„Mercator-Palast“ Publikation erinnert an Duisburgs größtes Kino

Duisburg · Kai Gottlob vom Filmforum hat die Geschichte des „Mercator-Palasts“ zusammengetragen.

 Der „Mercator-Palast“ thronte an der Königsstraße, bis er 1943 durch Fliegerbomben zerstört wurde.

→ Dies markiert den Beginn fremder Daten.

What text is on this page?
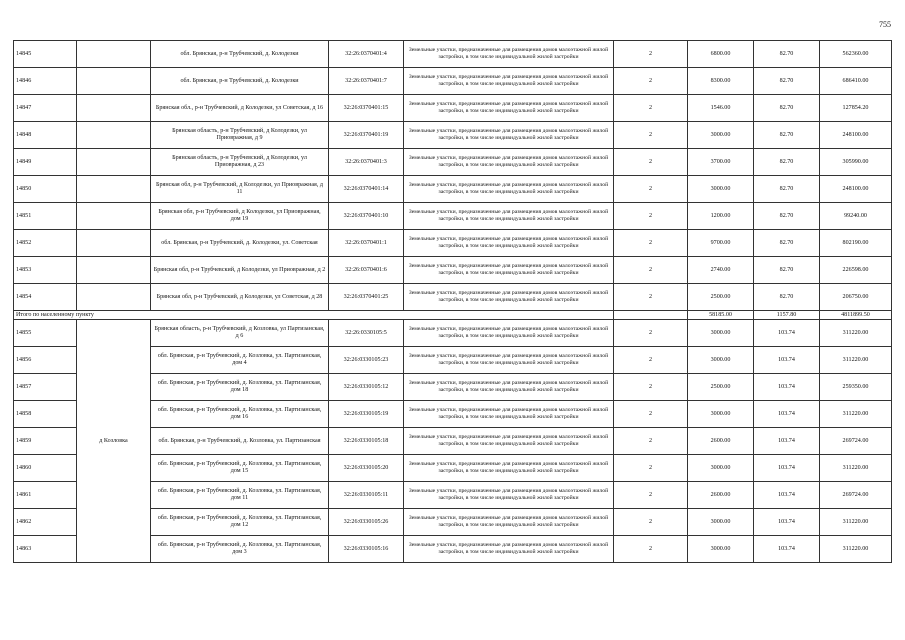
755
14845		обл. Брянская, р-н Трубчевский, д. Колодезки	32:26:0370401:4	Земельные участки, предназначенные для размещения домов малоэтажной жилой застройки, в том числе индивидуальной жилой застройки	2	6800.00	82.70	562360.00
14846		обл. Брянская, р-н Трубчевский, д. Колодезки	32:26:0370401:7	Земельные участки, предназначенные для размещения домов малоэтажной жилой застройки, в том числе индивидуальной жилой застройки	2	8300.00	82.70	686410.00
14847		Брянская обл., р-н Трубчевский, д Колодезки, ул Советская, д 16	32:26:0370401:15	Земельные участки, предназначенные для размещения домов малоэтажной жилой застройки, в том числе индивидуальной жилой застройки	2	1546.00	82.70	127854.20
14848		Брянская область, р-н Трубчевский, д Колодезки, ул Приовражная, д 9	32:26:0370401:19	Земельные участки, предназначенные для размещения домов малоэтажной жилой застройки, в том числе индивидуальной жилой застройки	2	3000.00	82.70	248100.00
14849		Брянская область, р-н Трубчевский, д Колодезки, ул Приовражная, д 23	32:26:0370401:3	Земельные участки, предназначенные для размещения домов малоэтажной жилой застройки, в том числе индивидуальной жилой застройки	2	3700.00	82.70	305990.00
14850		Брянская обл, р-н Трубчевский, д Колодезки, ул Приовражная, д 11	32:26:0370401:14	Земельные участки, предназначенные для размещения домов малоэтажной жилой застройки, в том числе индивидуальной жилой застройки	2	3000.00	82.70	248100.00
14851		Брянская обл, р-н Трубчевский, д Колодезки, ул Приовражная, дом 19	32:26:0370401:10	Земельные участки, предназначенные для размещения домов малоэтажной жилой застройки, в том числе индивидуальной жилой застройки	2	1200.00	82.70	99240.00
14852		обл. Брянская, р-н Трубчевский, д. Колодезки, ул. Советская	32:26:0370401:1	Земельные участки, предназначенные для размещения домов малоэтажной жилой застройки, в том числе индивидуальной жилой застройки	2	9700.00	82.70	802190.00
14853		Брянская обл, р-н Трубчевский, д Колодезки, ул Приовражная, д 2	32:26:0370401:6	Земельные участки, предназначенные для размещения домов малоэтажной жилой застройки, в том числе индивидуальной жилой застройки	2	2740.00	82.70	226598.00
14854		Брянская обл, р-н Трубчевский, д Колодезки, ул Советская, д 28	32:26:0370401:25	Земельные участки, предназначенные для размещения домов малоэтажной жилой застройки, в том числе индивидуальной жилой застройки	2	2500.00	82.70	206750.00
Итого по населенному пункту						58185.00	1157.80	4811899.50
14855	д Козловка	Брянская область, р-н Трубчевский, д Козловка, ул Партизанская, д 6	32:26:0330105:5	Земельные участки, предназначенные для размещения домов малоэтажной жилой застройки, в том числе индивидуальной жилой застройки	2	3000.00	103.74	311220.00
14856		обл. Брянская, р-н Трубчевский, д. Козловка, ул. Партизанская, дом 4	32:26:0330105:23	Земельные участки, предназначенные для размещения домов малоэтажной жилой застройки, в том числе индивидуальной жилой застройки	2	3000.00	103.74	311220.00
14857		обл. Брянская, р-н Трубчевский, д. Козловка, ул. Партизанская, дом 18	32:26:0330105:12	Земельные участки, предназначенные для размещения домов малоэтажной жилой застройки, в том числе индивидуальной жилой застройки	2	2500.00	103.74	259350.00
14858		обл. Брянская, р-н Трубчевский, д. Козловка, ул. Партизанская, дом 16	32:26:0330105:19	Земельные участки, предназначенные для размещения домов малоэтажной жилой застройки, в том числе индивидуальной жилой застройки	2	3000.00	103.74	311220.00
14859		обл. Брянская, р-н Трубчевский, д. Козловка, ул. Партизанская	32:26:0330105:18	Земельные участки, предназначенные для размещения домов малоэтажной жилой застройки, в том числе индивидуальной жилой застройки	2	2600.00	103.74	269724.00
14860		обл. Брянская, р-н Трубчевский, д. Козловка, ул. Партизанская, дом 15	32:26:0330105:20	Земельные участки, предназначенные для размещения домов малоэтажной жилой застройки, в том числе индивидуальной жилой застройки	2	3000.00	103.74	311220.00
14861		обл. Брянская, р-н Трубчевский, д. Козловка, ул. Партизанская, дом 11	32:26:0330105:11	Земельные участки, предназначенные для размещения домов малоэтажной жилой застройки, в том числе индивидуальной жилой застройки	2	2600.00	103.74	269724.00
14862		обл. Брянская, р-н Трубчевский, д. Козловка, ул. Партизанская, дом 12	32:26:0330105:26	Земельные участки, предназначенные для размещения домов малоэтажной жилой застройки, в том числе индивидуальной жилой застройки	2	3000.00	103.74	311220.00
14863		обл. Брянская, р-н Трубчевский, д. Козловка, ул. Партизанская, дом 3	32:26:0330105:16	Земельные участки, предназначенные для размещения домов малоэтажной жилой застройки, в том числе индивидуальной жилой застройки	2	3000.00	103.74	311220.00
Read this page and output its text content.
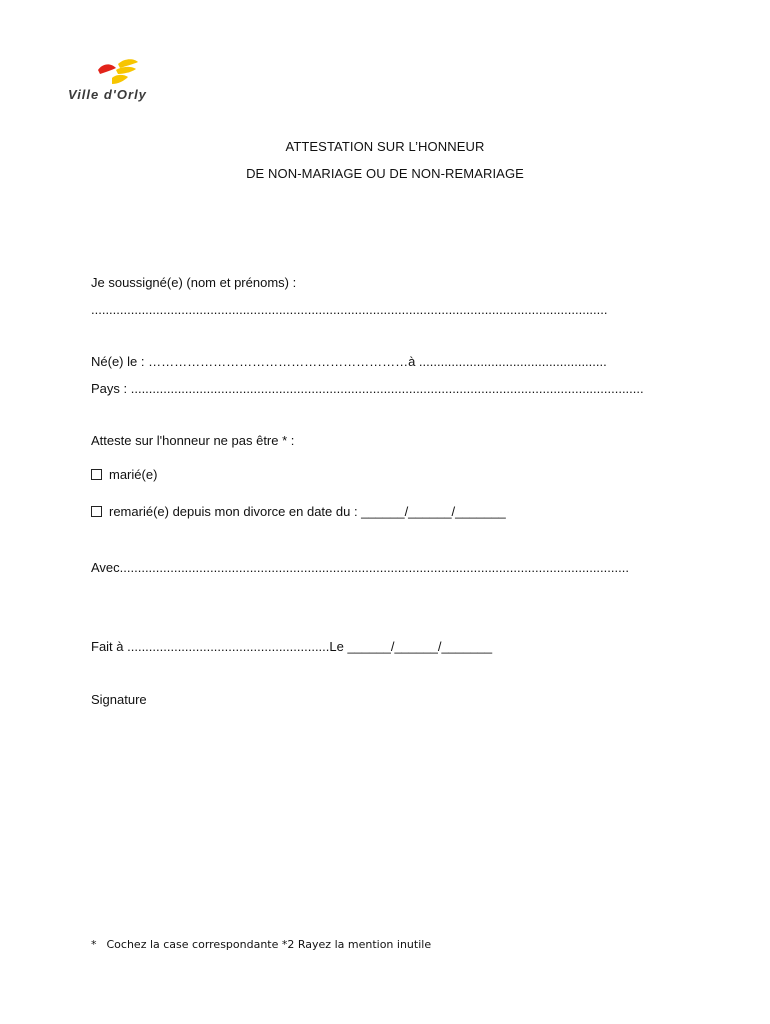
Ville d'Orly
ATTESTATION SUR L’HONNEUR
DE NON-MARIAGE OU DE NON-REMARIAGE
Je soussigné(e) (nom et prénoms) :
...............................................................................................................................................
Né(e) le : ……………………………………………………à ....................................................
Pays : ..............................................................................................................................................
Atteste sur l'honneur ne pas être * :
marié(e)
remarié(e) depuis mon divorce en date du : ______/______/_______
Avec.............................................................................................................................................
Fait à ........................................................Le ______/______/_______
Signature
* Cochez la case correspondante *2 Rayez la mention inutile
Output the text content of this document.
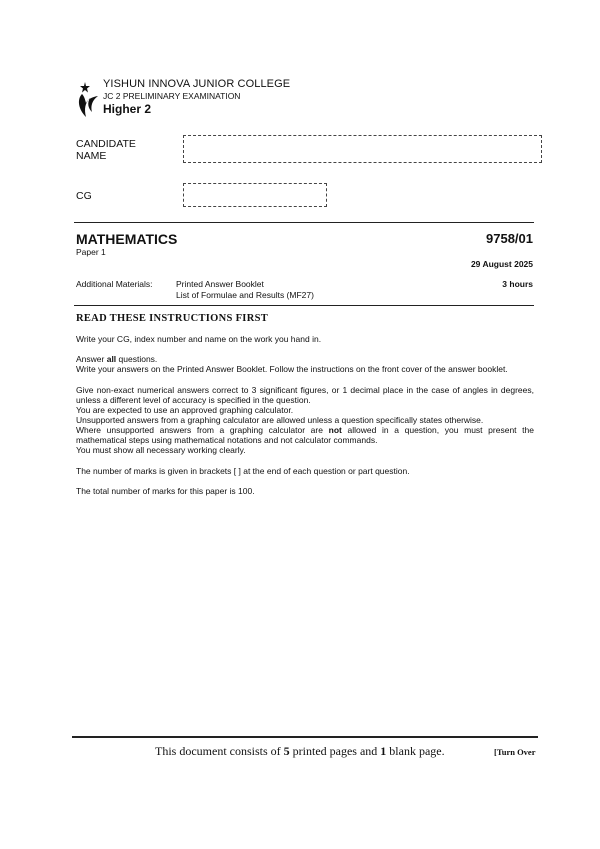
YISHUN INNOVA JUNIOR COLLEGE
JC 2 PRELIMINARY EXAMINATION
Higher 2
CANDIDATE
NAME
CG
MATHEMATICS	9758/01
Paper 1
29 August 2025
Additional Materials:	Printed Answer Booklet
List of Formulae and Results (MF27)
3 hours
READ THESE INSTRUCTIONS FIRST

Write your CG, index number and name on the work you hand in.

Answer all questions.

Write your answers on the Printed Answer Booklet. Follow the instructions on the front cover of the answer booklet.

Give non-exact numerical answers correct to 3 significant figures, or 1 decimal place in the case of angles in degrees, unless a different level of accuracy is specified in the question.

You are expected to use an approved graphing calculator.

Unsupported answers from a graphing calculator are allowed unless a question specifically states otherwise.

Where unsupported answers from a graphing calculator are not allowed in a question, you must present the mathematical steps using mathematical notations and not calculator commands.

You must show all necessary working clearly.

The number of marks is given in brackets [ ] at the end of each question or part question.

The total number of marks for this paper is 100.

This document consists of 5 printed pages and 1 blank page.	[Turn Over
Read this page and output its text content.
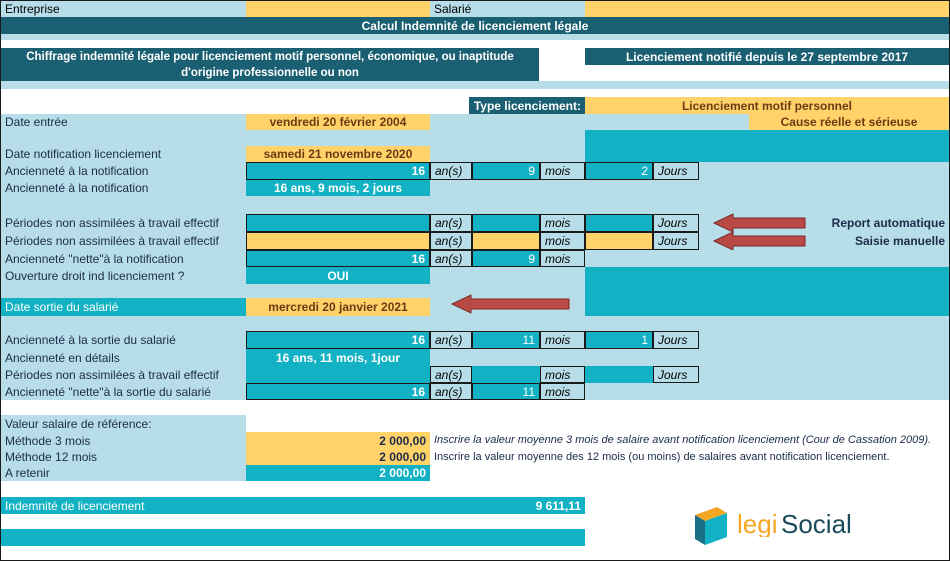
Entreprise	Salarié
Calcul Indemnité de licenciement légale
Chiffrage indemnité légale pour licenciement motif personnel, économique, ou inaptitude d'origine professionnelle ou non
Licenciement notifié depuis le 27 septembre 2017
Type licenciement:	Licenciement motif personnel
Date entrée	vendredi 20 février 2004	Cause réelle et sérieuse
Date notification licenciement	samedi 21 novembre 2020
Ancienneté à la notification	16 an(s)	9 mois	2 Jours
Ancienneté à la notification	16 ans, 9 mois, 2 jours
Périodes non assimilées à travail effectif	an(s)	mois	Jours	Report automatique
Périodes non assimilées à travail effectif	an(s)	mois	Jours	Saisie manuelle
Ancienneté "nette"à la notification	16 an(s)	9 mois
Ouverture droit ind licenciement ?	OUI
Date sortie du salarié	mercredi 20 janvier 2021
Ancienneté à la sortie du salarié	16 an(s)	11 mois	1 Jours
Ancienneté en détails	16 ans, 11 mois, 1jour
Périodes non assimilées à travail effectif	an(s)	mois	Jours
Ancienneté "nette"à la sortie du salarié	16 an(s)	11 mois
Valeur salaire de référence:
Méthode 3 mois	2 000,00 Inscrire la valeur moyenne 3 mois de salaire avant notification licenciement (Cour de Cassation 2009).
Méthode 12 mois	2 000,00 Inscrire la valeur moyenne des 12 mois (ou moins) de salaires avant notification licenciement.
A retenir	2 000,00
Indemnité de licenciement	9 611,11
legi Social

Der „Mercator-Palast“ thronte an der Königsstraße, bis er 1943 durch Fliegerbomben zerstört wurde.

Foto: Jonas Wahle

Im Jahr 1929, als Duisburg eine der reichsten Städte Deutschlands war, gründete und baute die vielseitige (und nicht nur Duisburger) Unternehmerfamilie Carstanjen den Mercator-Palast. Der stand auf der Königstraße, gegenüber der Einmündung der Hohen Straße, etwa dort wo heute das Käthe-Mandel-Haus ist. Das war für 14 Jahre mit 1200 Sitzplätzen Duisburgs größtes und anspruchsvollstes Kino, es bot erstklassige Unterhaltung nicht nur auf der Leinwand, sondern auch auf der Bühne. Einmal wurde sogar für das Gastspiel einer amerikanischen Eiskunstläuferin eigens eine Eisbahn in den Kinosaal gebaut.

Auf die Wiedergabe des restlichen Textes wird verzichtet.